Glagolitische Schrift war Vorläufer des kyrillischen Alphabets
Diese Schrift war noch nicht das kyrillische Alphabet, wie es heute verwendet wird, sondern ein Vorläufer, die glagolitische Schrift. Die war sehr umfangreich, mit über 40 Buchstaben, teilweise recht verschnörkelt. Diese Schrift wurde zunächst in Teilen des Balkans verwendet bis hin nach Mähren, also ins heutige Tschechien und die Slowakei.
Für die Entwicklung der glagolitischen Schrift verwendete Kyrill vor allem griechische Buchstaben. Wo er aber bei den slawischen Lauten nicht weiterkam, mischte er hebräische hinzu sowie einige aus den kaukasischen Schriftsystemen, dem georgischen und armenischen.
Die glagolitische Schrift war die Grundlage für die eigentliche kyrillische Schrift, die nach heutigem Stand erst hundert Jahre später entstanden ist, lange nach Kyrills Tod, aber ebenfalls auf dem Balkan, vermutlich in Bulgarien. Das kyrillische Alphabet hat mehr griechische Buchstaben übernommen, aber auch eine ganze Reihe von Buchstaben aus dem glagolitischen Alphabet. Unter dem russischen Kaiser Peter dem Großen wurde die Schrift noch einmal reformiert und etwas vereinfacht. Und einzelne Länder haben dann auch ihrerseits eigene Varianten entwickelt.
Diese Geschichte erklärt, warum das Alphabet so aussieht, wie es aussieht, warum es ans griechische erinnert, aber doch ganz anders ist, und warum sich bis heute in der kyrillischen Schrift Buchstaben finden, die aus dem hebräischen Alphabet stammen: nämlich das "Ze" (ц), das aus dem hebräischen "Zade" (צ) stammt oder das "Scha" (ш), das auf das hebräische Schin (ש) zurückgeht.
Scheinbar "spiegelverkehrte" Buchstaben sind Zufall
Als Westeuropäer fragt man sich auch manchmal, warum manche Buchstaben scheinbar spiegelverkehrt geschrieben werden.
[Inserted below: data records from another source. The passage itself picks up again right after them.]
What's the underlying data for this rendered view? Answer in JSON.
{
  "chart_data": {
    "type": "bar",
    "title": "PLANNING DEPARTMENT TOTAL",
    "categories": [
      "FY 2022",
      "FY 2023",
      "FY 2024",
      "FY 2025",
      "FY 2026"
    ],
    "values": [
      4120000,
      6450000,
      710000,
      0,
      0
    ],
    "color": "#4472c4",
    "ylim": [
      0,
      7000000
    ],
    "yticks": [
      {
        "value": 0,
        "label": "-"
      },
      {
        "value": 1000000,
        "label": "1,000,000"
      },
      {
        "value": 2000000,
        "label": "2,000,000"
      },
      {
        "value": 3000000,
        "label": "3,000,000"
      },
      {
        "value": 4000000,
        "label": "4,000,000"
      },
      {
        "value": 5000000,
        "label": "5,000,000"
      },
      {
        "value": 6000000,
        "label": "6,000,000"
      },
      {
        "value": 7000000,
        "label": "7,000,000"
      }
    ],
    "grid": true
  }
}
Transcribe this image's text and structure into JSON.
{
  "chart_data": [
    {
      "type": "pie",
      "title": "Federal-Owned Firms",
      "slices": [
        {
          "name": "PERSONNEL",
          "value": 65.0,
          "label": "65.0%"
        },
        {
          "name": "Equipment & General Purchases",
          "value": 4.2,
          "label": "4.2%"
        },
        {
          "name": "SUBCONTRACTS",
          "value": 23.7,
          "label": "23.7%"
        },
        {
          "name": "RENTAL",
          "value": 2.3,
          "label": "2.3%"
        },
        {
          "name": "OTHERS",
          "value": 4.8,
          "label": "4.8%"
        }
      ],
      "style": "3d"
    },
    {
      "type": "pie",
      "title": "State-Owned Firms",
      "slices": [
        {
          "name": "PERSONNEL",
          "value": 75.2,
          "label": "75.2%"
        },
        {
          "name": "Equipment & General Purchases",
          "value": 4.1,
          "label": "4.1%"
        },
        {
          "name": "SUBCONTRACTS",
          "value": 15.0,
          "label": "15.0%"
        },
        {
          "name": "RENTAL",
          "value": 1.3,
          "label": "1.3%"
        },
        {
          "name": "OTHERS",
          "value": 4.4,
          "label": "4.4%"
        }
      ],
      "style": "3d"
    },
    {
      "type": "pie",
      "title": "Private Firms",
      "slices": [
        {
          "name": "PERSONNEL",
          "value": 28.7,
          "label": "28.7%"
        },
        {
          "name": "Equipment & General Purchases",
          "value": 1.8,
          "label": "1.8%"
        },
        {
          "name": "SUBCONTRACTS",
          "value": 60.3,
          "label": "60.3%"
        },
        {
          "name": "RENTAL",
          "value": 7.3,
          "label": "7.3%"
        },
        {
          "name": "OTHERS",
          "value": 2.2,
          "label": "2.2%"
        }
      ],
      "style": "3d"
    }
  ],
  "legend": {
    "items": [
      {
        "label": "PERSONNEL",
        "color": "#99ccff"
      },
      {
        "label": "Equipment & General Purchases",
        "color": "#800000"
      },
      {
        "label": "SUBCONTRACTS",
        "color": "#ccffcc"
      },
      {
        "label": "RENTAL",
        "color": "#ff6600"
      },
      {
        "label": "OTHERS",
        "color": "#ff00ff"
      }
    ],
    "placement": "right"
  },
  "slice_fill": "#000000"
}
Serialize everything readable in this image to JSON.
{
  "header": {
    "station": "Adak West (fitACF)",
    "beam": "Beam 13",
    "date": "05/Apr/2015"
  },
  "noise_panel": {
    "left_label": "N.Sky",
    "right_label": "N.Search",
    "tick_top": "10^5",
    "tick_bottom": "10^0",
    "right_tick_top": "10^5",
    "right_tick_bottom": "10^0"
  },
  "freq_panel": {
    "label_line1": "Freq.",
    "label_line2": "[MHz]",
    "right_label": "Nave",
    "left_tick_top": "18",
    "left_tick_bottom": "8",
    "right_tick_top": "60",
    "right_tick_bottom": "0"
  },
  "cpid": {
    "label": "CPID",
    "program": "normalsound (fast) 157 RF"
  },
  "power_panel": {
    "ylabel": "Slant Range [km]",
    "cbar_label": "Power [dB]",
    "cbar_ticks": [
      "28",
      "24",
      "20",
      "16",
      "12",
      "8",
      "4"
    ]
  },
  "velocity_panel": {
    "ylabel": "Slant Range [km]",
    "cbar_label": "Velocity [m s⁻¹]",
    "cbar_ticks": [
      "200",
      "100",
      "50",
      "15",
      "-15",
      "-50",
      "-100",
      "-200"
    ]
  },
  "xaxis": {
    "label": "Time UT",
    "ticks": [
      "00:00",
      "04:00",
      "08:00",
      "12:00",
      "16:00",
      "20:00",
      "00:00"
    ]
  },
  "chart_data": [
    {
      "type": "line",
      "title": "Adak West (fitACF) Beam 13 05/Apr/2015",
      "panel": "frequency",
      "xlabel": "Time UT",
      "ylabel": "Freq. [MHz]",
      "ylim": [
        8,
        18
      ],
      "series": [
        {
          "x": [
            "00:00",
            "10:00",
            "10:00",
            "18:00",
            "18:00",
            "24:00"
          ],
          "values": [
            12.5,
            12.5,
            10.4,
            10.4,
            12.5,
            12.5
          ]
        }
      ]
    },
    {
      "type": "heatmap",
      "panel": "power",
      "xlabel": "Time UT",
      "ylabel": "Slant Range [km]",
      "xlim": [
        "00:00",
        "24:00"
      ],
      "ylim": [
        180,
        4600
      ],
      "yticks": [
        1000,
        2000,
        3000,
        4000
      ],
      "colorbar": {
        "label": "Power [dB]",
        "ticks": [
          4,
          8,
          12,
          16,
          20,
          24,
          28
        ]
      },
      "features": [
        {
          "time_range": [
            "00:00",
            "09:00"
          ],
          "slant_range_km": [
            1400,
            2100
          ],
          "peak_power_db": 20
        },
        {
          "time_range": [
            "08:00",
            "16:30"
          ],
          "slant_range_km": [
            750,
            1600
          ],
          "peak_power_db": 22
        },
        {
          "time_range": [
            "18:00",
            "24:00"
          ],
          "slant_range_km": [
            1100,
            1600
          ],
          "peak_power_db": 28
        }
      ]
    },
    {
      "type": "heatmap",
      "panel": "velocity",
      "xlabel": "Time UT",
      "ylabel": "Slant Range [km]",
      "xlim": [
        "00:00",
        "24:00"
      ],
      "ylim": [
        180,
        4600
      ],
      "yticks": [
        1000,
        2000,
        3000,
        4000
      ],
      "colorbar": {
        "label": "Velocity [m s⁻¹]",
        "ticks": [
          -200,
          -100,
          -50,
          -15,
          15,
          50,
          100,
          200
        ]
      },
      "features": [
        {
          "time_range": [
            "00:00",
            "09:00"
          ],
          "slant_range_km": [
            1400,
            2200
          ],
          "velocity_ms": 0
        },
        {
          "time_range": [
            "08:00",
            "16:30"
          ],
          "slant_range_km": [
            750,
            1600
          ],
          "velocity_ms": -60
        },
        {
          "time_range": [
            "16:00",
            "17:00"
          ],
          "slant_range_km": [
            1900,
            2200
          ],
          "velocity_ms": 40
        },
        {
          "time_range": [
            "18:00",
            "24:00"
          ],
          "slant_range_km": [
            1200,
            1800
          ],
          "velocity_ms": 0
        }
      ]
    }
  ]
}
Aber das sind Zufälle. Zum Beispiel sieht das russische и (i) aus wie ein umgedrehtes N. Tatsächlich ist es aber im Grunde das alte griechische Eta (H), bei dem der Mittelbalken gekippt wurde.
Und das Я, das wie ein spiegelverkehrtes großes R aussieht, hat mit unserem R überhaupt nichts zu tun. Es entstand vielmehr aus zwei altkyrillischen Buchstaben, bei denen ein I und ein A überlagert waren – sozusagen ein A mit drei Beinen. Diesen Buchstaben hat Peter der Große bei seiner Schriftreform vereinfacht zu dem Buchstaben, der für uns aussieht wie ein umgedrehtes R.